In this view first described by Lawrence in 1915 (Lawrence 1915; Merrill 1975) the cassette is placed on the superior aspect of the shoulder. This view requires that the humerus be abducted sufficiently to allow the radiographic beam to pass between it and the thorax. Fortunately sufficient abduction can be achieved by gentle positioning of the dislocated shoulder or by modifications of the technique (figure 3 and figures 6 through 8). The axillary radiograph is critical in the evaluation of the dislocated shoulder: it not only reveals unambiguously the direction and magnitude of head displacement relative to the glenoid but also the presence and size of head compression fractures fractures of the glenoid and fractures of the humeral tuberosities. The axillary view may also be helpful in judging the bony competence and version of the glenoid fossa but the projection must be standardized to avoid misinterpretation.
In his text on radiographic positioning Jordan demonstrated the various techniques for obtaining axillary lateral views. (Jordan 1935) Cleaves (Cleaves 1941; Merrill 1975) and Teitge and Ciullo (Post 1978) have described variations on this view (figure 8). Rockwood has pointed out that in the situation when the patient cannot abduct the arm sufficiently a curved cassette or a rolled cardboard cassette can be placed in the axilla and the radiographic beam passed from a superior position (figure 6). Bloom and Obata (Bloom and Obata 1967) have modified the axillary technique so that the arm does not have to be abducted (figure 7). They call this the Velpeau axillary lateral view. While wearing a sling or Velpeau dressing the patient leans backward 30 degrees over the cassette on the table. The x-ray tube is placed above the shoulder and the beam projected vertically down through the shoulder onto the cassette.
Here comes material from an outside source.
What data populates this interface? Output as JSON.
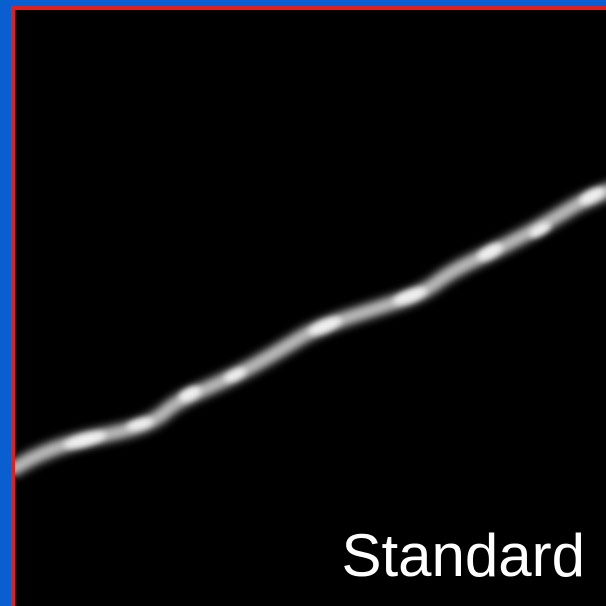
{
  "label": "Standard"
}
In summary in the evaluation of a possibly dislocated shoulder or a fracture-dislocated shoulder we recommend the three orthogonal projections of the shoulder (anteroposterior and lateral in the plane of the scapula and axillary views) which provide a sensitive assessment of shoulder dislocation. The use of fewer views or other less interpretable projections may obscure significant pathological processes. If the three views cannot be taken if there is a question regarding the diagnosis or if there is a need to define anatomy in greater detail a CT scan may be of great assistance. (Kinnard et al 1984; Ribbans et al 1990; Shuman et al 1983) Using modern methods of three dimensional reconstruction anterior inferior glenoid lesions and posterior lateral humeral head lesions can be shown in striking detail (figures 9 and 10). It is of note that the patient whose shoulder is shown in these figures obtained an excellent result from non operative treatment in spite of the damage shown on the reconstructions.